Test, test, test says WHO, but at the same time, health professionals are at risk of becoming infected when doing throat swabs on potential corona patients. Therefore, a throat swab robot was also high on the wish list when Professor Thiusius Rajeeth Savarimuthu, after COVID-19 made its entry in March, spoke with his research colleagues at Odense University Hospital, OUH. "There are prospects in developing a throat swab robot so that robots can take over the throat swabbing work both in relation to COVID-19, but also in all future viruses," says Thiusius Rajeeth Savarimuthu.
In this, Medical Director Kim Brixen from OUH fully agrees. He has with keen interest been following the development of the robot in the hands of the researchers.
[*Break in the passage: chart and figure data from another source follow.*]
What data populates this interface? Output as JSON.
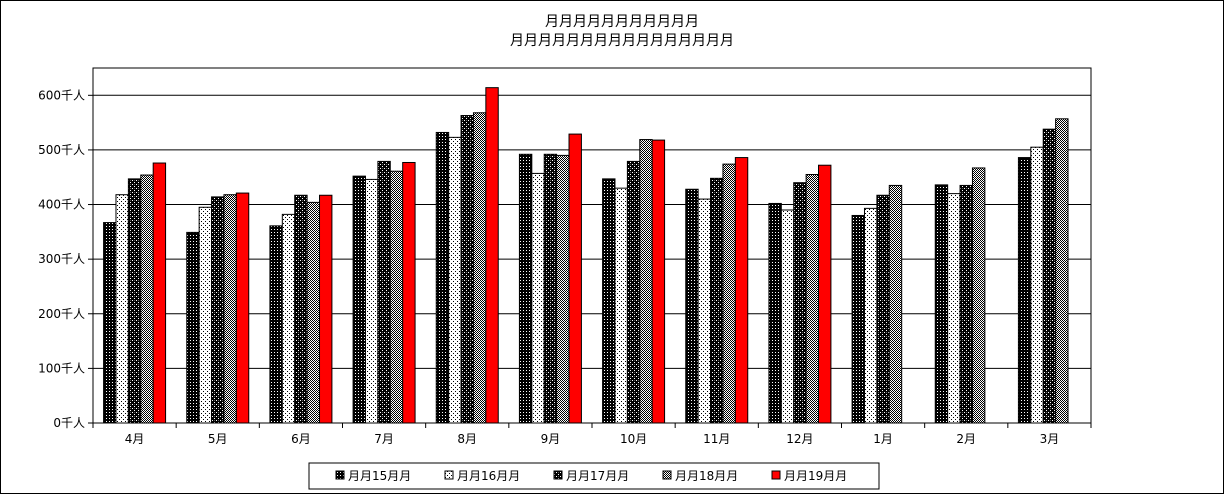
{
  "chart_data": {
    "type": "bar",
    "title_lines": [
      "月月月月月月月月月月月",
      "月月月月月月月月月月月月月月月月"
    ],
    "categories": [
      "4月",
      "5月",
      "6月",
      "7月",
      "8月",
      "9月",
      "10月",
      "11月",
      "12月",
      "1月",
      "2月",
      "3月"
    ],
    "ylim": [
      0,
      650
    ],
    "yticks": [
      0,
      100,
      200,
      300,
      400,
      500,
      600
    ],
    "ytick_labels": [
      "0千人",
      "100千人",
      "200千人",
      "300千人",
      "400千人",
      "500千人",
      "600千人"
    ],
    "grid": true,
    "legend_position": "bottom",
    "series": [
      {
        "name": "月月15月月",
        "pattern": "dense-dots",
        "values": [
          367,
          349,
          361,
          452,
          532,
          492,
          447,
          428,
          402,
          380,
          436,
          486
        ]
      },
      {
        "name": "月月16月月",
        "pattern": "sparse-dots",
        "values": [
          418,
          395,
          382,
          446,
          523,
          457,
          430,
          410,
          390,
          393,
          420,
          505
        ]
      },
      {
        "name": "月月17月月",
        "pattern": "checker",
        "values": [
          447,
          414,
          417,
          479,
          563,
          492,
          479,
          448,
          440,
          417,
          435,
          538
        ]
      },
      {
        "name": "月月18月月",
        "pattern": "fine-checker",
        "values": [
          454,
          418,
          404,
          461,
          568,
          490,
          519,
          474,
          455,
          435,
          467,
          557
        ]
      },
      {
        "name": "月月19月月",
        "pattern": "solid-red",
        "color": "#ff0000",
        "values": [
          476,
          421,
          417,
          477,
          614,
          529,
          518,
          486,
          472,
          null,
          null,
          null
        ]
      }
    ]
  }
}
He also sees great advantage in the fact that the robot doesn’t get tired and bored of monotonous work. "Currently, healthcare professionals are carrying out throat swabs for COVID-19, but working conditions can be a challenge. The task entails long working days of monotonous work. At the same time, the employees are in great demand in other functions," says Kim Brixen, pointing out that the robot can also play a leading role in a new strategy against more common types of flu. "Large-scale testing is part of our community’s reopening strategy. The robot has great potential for mass screening for COVID-19 in the healthcare sector, but also in connection with border control or at airports. At the same time, we see that regular flu seems to have decreased during the lockdown. This may imply that we may need to rethink our strategy against the flu."
Ready for the second wave
In the shadow of the corona, the researchers have in record time managed to develop a robot that can safely be entrusted with the swab. Now the robot is ready to move out of the lab. "We have created the company Lifeline Robotics A/S, where our vision is to get the robot out to do good on the global market as quickly as possible: in airports, in refugee camps or where else it might be needed," says Søren Stig from Lifeline Robotics.
While researchers have been struggling with robotics, power management and vision technology, Søren Stig has been struggling to get investment in place and bring together a strong team aiming at turning the throat swab robot into a commercial success internationally, in line with other proud robotic bigwigs.
Heavyweights like co-founder of Universal Robots and investment company REInvest Robotics, Esben Østergaard, and Vækstfonden support the project, and if everything goes according to the ambitious plan, the robot will be swabbing the first patient’s throat in a month. "The COVID-19 pandemic abounds. The ambition is, therefore, that we must get on the market as soon as possible. The plan is that we have a prototype that swabs patients by the end of June, and that the robot is completed and ready for the market this fall when the second COVID-19 wave hits," says Søren Stig, director of Lifeline robotics. "Everyone on the team is working incredibly hard. If our plan holds, we will have achieved in 3-4 months what usually takes three years."